Too many countries are jumping on the free healthcare bandwagon without first undertaking difficult but vital reforms of health infrastructure, writes Prof Kai Hong Phua.
THIS week, the World Health Organisation (WHO) is meeting in Geneva to discuss its agenda for the year ahead. In addition to pressing topics such as Ebola, officials will discuss the Sustainable Development Goals – the replacement for the United Nation’s Millennium Development Goals, due to expire this year.
There is increasing consensus that developing countries should commit to “Universal Health Coverage” – that is, reforming health systems so that everyone can access care without suffering crippling financial costs.
While the majority of people in developed countries take for granted that a hospital stay will not result in a catastrophic bill, people in developing countries are less fortunate. About 150 million people each year in these countries suffer financial catastrophe as a result of having to pay for healthcare, forcing people to choose between healthcare and housing, education, and even food.
Sadly, the signs are that WHO’s campaign will end up over-promising and under-delivering, just like WHO’s past populist battle cries such as the 1980’s “Health for all by the year 2000”.
This is because many of today’s proponents of Universal Health Coverage tend to conflate it with Universal Health Insurance, in which all citizens subscribe to a single government-controlled insurance fund, topped up with tax revenues. Such funds exist from the Philippines to Belize, and are the dominant model among countries moving towards Universal Health Coverage.
Universal Health Insurance is seen by many ideological groups as a magic bullet to address the woes of the healthcare system, by ensuring equality of access for all people, regardless of wealth, while mobilising extra money for hospitals and doctors.
If only it were this easy. Free healthcare is certainly politically alluring, but too many countries are jumping on this bandwagon without first undertaking difficult but vital reforms of health infrastructure. Giving people free access to care is useless if hospitals are decaying, quality is low, and doctors and nurses are too few.
This is the unfortunate reality in most developing countries, a situation compounded by poor governance. It is well known, for instance, that many doctors in China’s public hospitals in China routinely require illegal payments from patients.
Capacity problems are exacerbated if a seemingly “free” national health programme unleashes a tidal wave of new demand without accompanying health sector reform.
This is what happened in Indonesia in 2014 when it implemented its new national health insurance scheme without looking at the supply side.
That is not to say that Universal Health Coverage is an impossible dream for developing countries. But instead of thinking the task ends with instituting politically popular but unrealistic Universal Health Insurance, governments need to think carefully about how limited public sector resources can best be deployed.

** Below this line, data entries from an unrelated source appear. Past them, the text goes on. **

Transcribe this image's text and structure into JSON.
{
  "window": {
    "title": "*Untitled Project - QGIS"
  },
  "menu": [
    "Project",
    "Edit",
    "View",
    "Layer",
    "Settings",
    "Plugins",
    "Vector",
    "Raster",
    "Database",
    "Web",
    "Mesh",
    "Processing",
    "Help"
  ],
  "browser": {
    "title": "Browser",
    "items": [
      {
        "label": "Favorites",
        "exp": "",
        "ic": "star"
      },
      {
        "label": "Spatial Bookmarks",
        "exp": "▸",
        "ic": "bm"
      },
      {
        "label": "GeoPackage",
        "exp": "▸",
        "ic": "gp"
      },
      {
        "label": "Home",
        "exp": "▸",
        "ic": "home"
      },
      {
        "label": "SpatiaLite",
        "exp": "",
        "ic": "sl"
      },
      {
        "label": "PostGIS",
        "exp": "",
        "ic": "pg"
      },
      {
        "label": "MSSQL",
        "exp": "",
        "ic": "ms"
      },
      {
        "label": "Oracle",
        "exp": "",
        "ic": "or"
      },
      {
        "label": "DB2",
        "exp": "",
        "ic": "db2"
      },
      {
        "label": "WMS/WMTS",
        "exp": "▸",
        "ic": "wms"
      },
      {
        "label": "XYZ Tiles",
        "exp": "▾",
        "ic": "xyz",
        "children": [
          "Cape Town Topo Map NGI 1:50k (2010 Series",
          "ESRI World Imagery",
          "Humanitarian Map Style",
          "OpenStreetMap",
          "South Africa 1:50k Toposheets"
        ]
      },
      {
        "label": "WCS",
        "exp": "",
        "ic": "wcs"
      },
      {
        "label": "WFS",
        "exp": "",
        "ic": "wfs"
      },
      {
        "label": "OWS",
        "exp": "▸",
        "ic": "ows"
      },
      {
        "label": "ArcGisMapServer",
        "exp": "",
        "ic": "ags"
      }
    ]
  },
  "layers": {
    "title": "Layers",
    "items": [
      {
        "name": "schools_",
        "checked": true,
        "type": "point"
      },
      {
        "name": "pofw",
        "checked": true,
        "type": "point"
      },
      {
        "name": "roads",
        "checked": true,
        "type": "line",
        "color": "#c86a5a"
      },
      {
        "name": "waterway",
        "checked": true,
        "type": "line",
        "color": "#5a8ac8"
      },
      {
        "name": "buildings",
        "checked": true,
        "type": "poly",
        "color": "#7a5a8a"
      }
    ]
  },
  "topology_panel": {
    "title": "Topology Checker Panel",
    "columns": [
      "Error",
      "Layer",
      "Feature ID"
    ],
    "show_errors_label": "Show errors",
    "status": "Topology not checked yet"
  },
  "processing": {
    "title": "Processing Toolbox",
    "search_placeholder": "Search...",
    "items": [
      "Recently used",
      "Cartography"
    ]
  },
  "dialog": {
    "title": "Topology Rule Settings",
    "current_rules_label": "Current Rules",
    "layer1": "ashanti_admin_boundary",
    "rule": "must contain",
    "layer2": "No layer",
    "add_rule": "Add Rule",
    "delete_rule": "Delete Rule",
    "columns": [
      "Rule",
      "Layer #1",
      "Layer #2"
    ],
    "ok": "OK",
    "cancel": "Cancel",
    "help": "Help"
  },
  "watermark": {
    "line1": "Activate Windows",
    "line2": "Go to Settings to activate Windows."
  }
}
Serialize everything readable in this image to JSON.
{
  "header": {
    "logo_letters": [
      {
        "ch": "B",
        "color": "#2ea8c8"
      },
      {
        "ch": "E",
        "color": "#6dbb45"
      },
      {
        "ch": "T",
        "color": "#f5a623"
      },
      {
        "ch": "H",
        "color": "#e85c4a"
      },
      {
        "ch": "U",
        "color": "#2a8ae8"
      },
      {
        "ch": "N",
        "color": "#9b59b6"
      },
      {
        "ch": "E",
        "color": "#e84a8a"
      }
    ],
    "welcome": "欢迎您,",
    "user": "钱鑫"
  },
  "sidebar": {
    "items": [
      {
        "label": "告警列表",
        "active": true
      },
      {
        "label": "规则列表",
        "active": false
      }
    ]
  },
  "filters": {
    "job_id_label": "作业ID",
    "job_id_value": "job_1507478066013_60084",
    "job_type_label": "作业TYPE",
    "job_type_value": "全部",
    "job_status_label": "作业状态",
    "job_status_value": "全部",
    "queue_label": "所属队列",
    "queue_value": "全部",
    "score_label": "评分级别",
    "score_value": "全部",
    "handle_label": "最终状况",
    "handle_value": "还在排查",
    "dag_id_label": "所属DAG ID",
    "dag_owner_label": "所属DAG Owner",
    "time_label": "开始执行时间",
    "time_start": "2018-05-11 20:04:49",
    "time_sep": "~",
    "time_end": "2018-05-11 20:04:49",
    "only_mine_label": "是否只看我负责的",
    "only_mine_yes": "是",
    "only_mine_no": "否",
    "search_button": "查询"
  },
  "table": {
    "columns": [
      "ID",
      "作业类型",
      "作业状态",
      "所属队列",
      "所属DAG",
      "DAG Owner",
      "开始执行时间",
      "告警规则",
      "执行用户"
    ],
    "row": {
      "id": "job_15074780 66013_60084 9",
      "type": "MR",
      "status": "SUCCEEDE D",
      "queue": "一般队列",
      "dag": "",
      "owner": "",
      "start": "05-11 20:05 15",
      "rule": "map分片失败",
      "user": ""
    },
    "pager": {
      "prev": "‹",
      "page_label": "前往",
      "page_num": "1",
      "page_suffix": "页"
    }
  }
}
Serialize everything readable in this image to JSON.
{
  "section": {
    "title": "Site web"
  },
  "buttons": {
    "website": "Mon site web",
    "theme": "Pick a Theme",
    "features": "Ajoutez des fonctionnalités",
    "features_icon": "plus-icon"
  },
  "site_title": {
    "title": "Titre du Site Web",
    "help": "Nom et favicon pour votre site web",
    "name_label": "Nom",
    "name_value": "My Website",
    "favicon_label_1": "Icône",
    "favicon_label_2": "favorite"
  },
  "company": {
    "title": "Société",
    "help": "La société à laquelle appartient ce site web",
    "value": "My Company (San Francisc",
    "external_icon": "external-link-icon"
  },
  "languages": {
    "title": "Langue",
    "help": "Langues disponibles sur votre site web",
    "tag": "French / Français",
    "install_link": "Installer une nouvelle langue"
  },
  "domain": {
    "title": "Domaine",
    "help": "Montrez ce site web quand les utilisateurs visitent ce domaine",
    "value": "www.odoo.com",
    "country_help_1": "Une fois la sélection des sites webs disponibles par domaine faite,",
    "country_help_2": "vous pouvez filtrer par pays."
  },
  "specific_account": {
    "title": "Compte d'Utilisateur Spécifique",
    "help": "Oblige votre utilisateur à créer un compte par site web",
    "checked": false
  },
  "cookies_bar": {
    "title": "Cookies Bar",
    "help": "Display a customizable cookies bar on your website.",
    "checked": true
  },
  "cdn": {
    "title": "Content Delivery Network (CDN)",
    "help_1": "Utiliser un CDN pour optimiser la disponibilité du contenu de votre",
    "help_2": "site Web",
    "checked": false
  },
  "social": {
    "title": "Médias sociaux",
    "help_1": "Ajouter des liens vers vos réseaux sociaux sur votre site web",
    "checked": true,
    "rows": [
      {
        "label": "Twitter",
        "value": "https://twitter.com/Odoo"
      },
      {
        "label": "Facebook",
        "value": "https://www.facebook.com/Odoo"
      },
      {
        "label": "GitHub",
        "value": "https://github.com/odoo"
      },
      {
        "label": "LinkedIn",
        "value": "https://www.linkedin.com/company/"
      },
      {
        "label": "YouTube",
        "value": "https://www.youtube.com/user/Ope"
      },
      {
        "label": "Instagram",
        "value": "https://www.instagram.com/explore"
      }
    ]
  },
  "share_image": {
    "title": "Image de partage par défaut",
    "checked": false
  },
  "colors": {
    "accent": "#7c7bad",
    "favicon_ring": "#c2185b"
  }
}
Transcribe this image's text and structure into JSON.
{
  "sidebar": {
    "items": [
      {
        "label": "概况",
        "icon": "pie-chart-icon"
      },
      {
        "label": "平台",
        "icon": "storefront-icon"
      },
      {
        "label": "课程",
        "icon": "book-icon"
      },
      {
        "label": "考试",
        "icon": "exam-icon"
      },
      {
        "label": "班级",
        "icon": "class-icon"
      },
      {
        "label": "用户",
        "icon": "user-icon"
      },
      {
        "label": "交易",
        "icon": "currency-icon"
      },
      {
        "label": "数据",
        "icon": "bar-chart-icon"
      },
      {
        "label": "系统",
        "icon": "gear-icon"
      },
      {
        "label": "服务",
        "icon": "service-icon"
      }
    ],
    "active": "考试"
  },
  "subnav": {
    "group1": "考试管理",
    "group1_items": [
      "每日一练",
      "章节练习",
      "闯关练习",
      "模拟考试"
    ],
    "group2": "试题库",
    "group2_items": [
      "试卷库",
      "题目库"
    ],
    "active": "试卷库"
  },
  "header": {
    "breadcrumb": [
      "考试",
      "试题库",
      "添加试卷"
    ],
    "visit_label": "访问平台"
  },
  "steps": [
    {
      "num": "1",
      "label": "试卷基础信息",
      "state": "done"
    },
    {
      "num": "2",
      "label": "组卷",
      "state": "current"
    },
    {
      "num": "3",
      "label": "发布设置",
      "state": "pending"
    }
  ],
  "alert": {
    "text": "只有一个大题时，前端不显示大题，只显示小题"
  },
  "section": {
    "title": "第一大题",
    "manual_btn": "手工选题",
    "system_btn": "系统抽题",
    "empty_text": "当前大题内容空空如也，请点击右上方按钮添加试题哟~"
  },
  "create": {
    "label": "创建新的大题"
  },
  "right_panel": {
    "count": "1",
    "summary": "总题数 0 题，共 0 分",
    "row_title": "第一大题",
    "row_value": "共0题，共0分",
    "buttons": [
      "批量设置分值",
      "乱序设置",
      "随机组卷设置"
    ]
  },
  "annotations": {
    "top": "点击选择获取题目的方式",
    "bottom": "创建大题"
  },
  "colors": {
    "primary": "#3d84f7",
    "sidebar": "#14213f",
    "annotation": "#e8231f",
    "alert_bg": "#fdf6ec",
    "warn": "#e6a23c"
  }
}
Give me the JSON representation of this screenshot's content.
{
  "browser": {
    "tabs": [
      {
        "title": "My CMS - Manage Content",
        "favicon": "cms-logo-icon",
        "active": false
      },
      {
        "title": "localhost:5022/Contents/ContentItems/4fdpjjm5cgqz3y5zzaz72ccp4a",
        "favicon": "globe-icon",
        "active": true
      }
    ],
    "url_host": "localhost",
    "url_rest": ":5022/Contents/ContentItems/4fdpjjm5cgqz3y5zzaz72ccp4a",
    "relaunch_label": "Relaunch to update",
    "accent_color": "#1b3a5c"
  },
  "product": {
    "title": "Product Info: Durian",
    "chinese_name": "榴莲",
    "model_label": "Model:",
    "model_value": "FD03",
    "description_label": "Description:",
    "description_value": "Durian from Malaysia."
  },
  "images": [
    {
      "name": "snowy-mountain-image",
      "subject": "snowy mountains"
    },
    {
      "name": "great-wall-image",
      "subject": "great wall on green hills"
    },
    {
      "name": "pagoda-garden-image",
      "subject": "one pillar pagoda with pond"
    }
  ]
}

One answer would be for governments to increase their spending on public health measures, such as improving sanitation and vaccination. This would be of enormous benefit to the poorest, who suffer a disproportionate burden of preventable infectious diseases.
Governments should also focus limited resources on supplying essential services to the poor, instead of trying to offer everything for free to everyone.
The private and non-profit sectors have an important role, but sadly many proponents of Universal Health Insurance tend to downplay their importance. In Africa, nearly 50% of patients currently use private or non-state providers, as do three quarters of the poorest children in Asia.
Instead of trying to duplicate their services in a misguided pursuit of social equality, governments should ensure the private sector serves the interests of the poor, through effective collaboration and partnership. Without its continued participation, Universal Health Coverage is the stuff of fantasy.
Despite only recently transitioning from developing to developed country status, Singapore has achieved and maintained Universal Health Coverage through its public-private financing mix of medical savings with targeted tax-based subsidies and catastrophic health insurance.
Later this year, it will expand and can sustain its Medishield Life insurance with premiums to be paid from Medisave accounts.
This combination of personal saving, cost-sharing and social protection for the poor makes it possible to cover everyone while promoting competition and innovation in the health sector, keeping a lid on costs and insulating future generations from ever-growing welfare liabilities as Singapore’s population rapidly ages.
The risk is without such competition and public-private sector involvement, the drive towards Universal Health Coverage will achieve little other than create new government insurance bureaucracies that cost a lot but achieve little.
By contrast, reform-minded countries like Singapore show that it can be achieved if governments are prepared to be bold.
Prof Kai Hong Phua is a professor of health and social policy at the Lee Kuan Yew School of Public Policy in Singapore. The views expressed here are entirely his own.